Amaya Gaming Group announced today it has selected former Ontario Provincial Police Commissioner Chris Lewis as an advisor to its Board of Directors.
Headquartered in Montreal, Amaya CEO David Baazov says of the appointment, “As a company operating in a heavily regulated industry, Mr. Lewis’s experience will ensure we continue to lead the way in security processes and procedures as well as integrity, which are of crucial importance to our customers, as well as governments and industry partners.”
The parent company of PokerStars and Full Tilt also revealed the hiring of George Sweny as VP of Strategic Ventures.
Sweny currently serves on the Responsible Gambling Council’s Board of Directors, and is the former senior vice president of the Ontario Lottery and Gaming Corporation.
According to Baazov, “Mr. Sweny has extensive gaming industry experience in both the public and private sector and will ensure we maintain the highest standards in responsible gaming.”
Both moves appear to signal that Amaya is tightening loose ends when it comes to its operational security and legality. However, it also raises questions regarding Amaya’s true motives.
Last December, Amaya’s offices were raided by the Royal Canadian Mounted Police and Financial Markets Authority (AMF) in an operation thought to be part of a federal investigation into trading activity.
Regulators were reportedly looking for information regarding Amaya’s financial buying and selling leading up to its $4.9 billion takeover of the Rational Group.
Bringing on two savvy leaders who are respected and well connected would be a smart business strategy in assuring a future raid doesn’t happen.

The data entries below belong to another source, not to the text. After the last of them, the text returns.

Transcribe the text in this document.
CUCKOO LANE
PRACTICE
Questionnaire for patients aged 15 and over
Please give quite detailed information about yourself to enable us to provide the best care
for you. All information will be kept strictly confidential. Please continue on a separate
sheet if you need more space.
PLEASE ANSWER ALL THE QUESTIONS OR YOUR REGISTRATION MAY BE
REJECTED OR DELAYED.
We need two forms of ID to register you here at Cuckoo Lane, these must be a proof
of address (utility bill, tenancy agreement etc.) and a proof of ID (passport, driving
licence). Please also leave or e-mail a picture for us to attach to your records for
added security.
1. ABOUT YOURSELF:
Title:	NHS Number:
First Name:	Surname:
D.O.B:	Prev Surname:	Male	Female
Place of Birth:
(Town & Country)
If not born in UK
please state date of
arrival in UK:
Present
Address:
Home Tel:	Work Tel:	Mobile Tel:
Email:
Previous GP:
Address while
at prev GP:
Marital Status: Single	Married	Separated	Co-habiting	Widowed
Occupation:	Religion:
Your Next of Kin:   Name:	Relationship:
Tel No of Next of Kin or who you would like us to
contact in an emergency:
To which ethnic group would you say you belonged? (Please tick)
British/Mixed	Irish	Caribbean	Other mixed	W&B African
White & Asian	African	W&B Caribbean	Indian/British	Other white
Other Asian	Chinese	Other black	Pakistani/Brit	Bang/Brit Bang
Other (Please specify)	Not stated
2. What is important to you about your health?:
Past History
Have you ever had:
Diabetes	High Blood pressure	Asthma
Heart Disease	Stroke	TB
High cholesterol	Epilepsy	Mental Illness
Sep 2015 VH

Lewis and Sweny also pose to be a strong asset should any charges be brought surrounding the federal investigation.
Another line of thinking is that Amaya is growing frustrated of the licensing process in the United States and is focusing its attention on Canada.
After months of delay in New Jersey, and California lawmakers proposing bills featuring “bad actor” language that targets PokerStars and Full Tilt, Amaya might simply be preparing for Plan B.

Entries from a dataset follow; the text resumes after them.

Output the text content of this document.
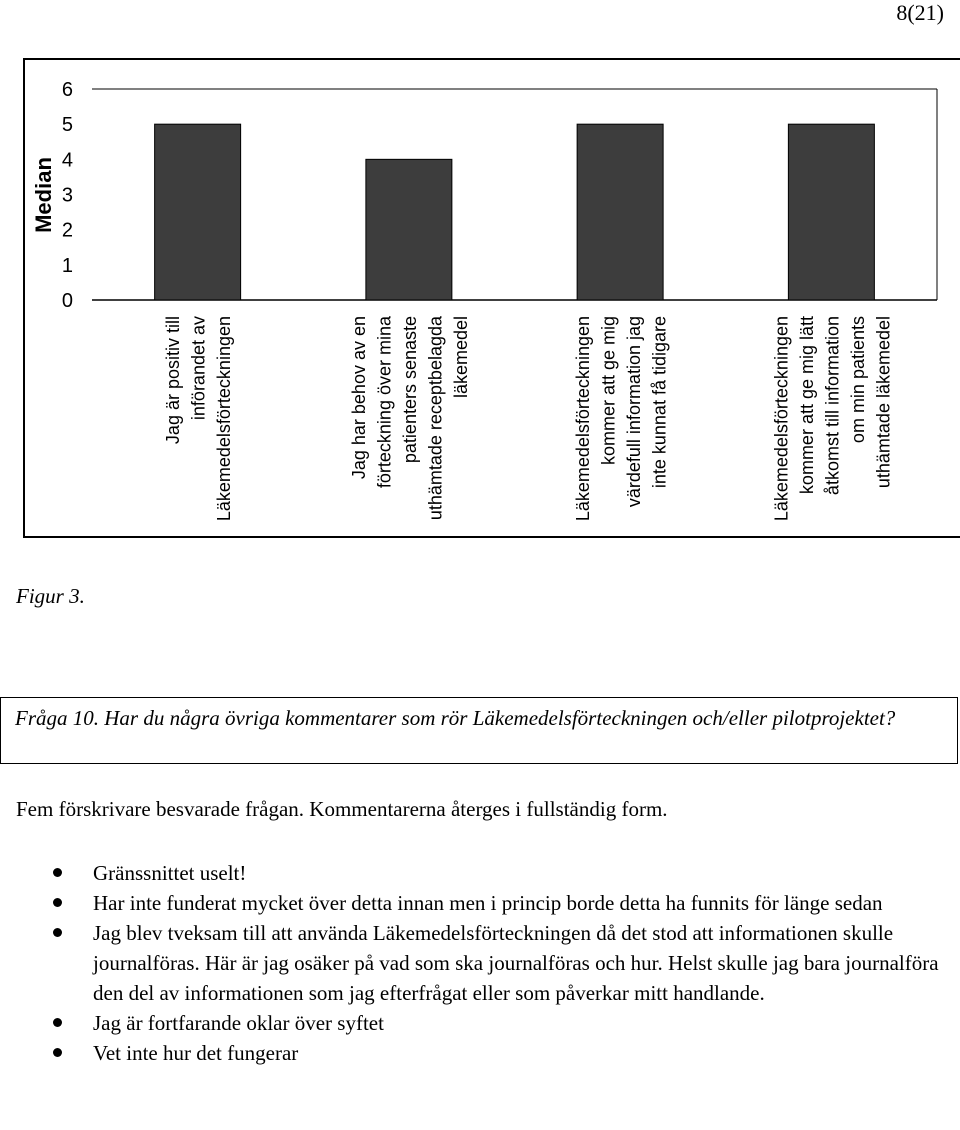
8(21)
0
1
2
3
4
5
6
Median
Jag är positiv till införandet av Läkemedelsförteckningen	Jag har behov av en förteckning över mina patienters senaste uthämtade receptbelagda läkemedel	Läkemedelsförteckningen kommer att ge mig värdefull information jag inte kunnat få tidigare	Läkemedelsförteckningen kommer att ge mig lätt åtkomst till information om min patients uthämtade läkemedel
Figur 3.
Fråga 10. Har du några övriga kommentarer som rör Läkemedelsförteckningen och/eller pilotprojektet?
Fem förskrivare besvarade frågan. Kommentarerna återges i fullständig form.
Gränssnittet uselt!
Har inte funderat mycket över detta innan men i princip borde detta ha funnits för länge sedan
Jag blev tveksam till att använda Läkemedelsförteckningen då det stod att informationen skulle journalföras. Här är jag osäker på vad som ska journalföras och hur. Helst skulle jag bara journalföra den del av informationen som jag efterfrågat eller som påverkar mitt handlande.
Jag är fortfarande oklar över syftet
Vet inte hur det fungerar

Loto-Quebec, the gambling monopoly in Canada’s second largest province, confirmed last June it was in discussions with Amaya regarding a PokerStars umbrella license.
Currently, Loto-Quebec’s Espacejeux is the only online site permitted to offer poker to providence residents.
Although Espacejeux shares player liquidity through the Canadian Poker Network, the casino has struggled to compete with international operators who accept players from Canada.
In November, a study by the Working Group on Online Gambling recommended Quebec’s provincial government grant private licenses to additional online poker operators in order to increase participation and revenue.
Before that could happen, amendments to Canada’s Criminal Code would have to be revised since it currently prohibits any private company from offering gambling products to citizens.
Changing the Criminal Code and approving of private licenses will take several years.
Because of this, the report also suggested individual provinces grant “portals” branching from existing regulators in order to bring commercial operators online faster.
Having Lewis and Sweny on Amaya’s side would likely only help expedite the process.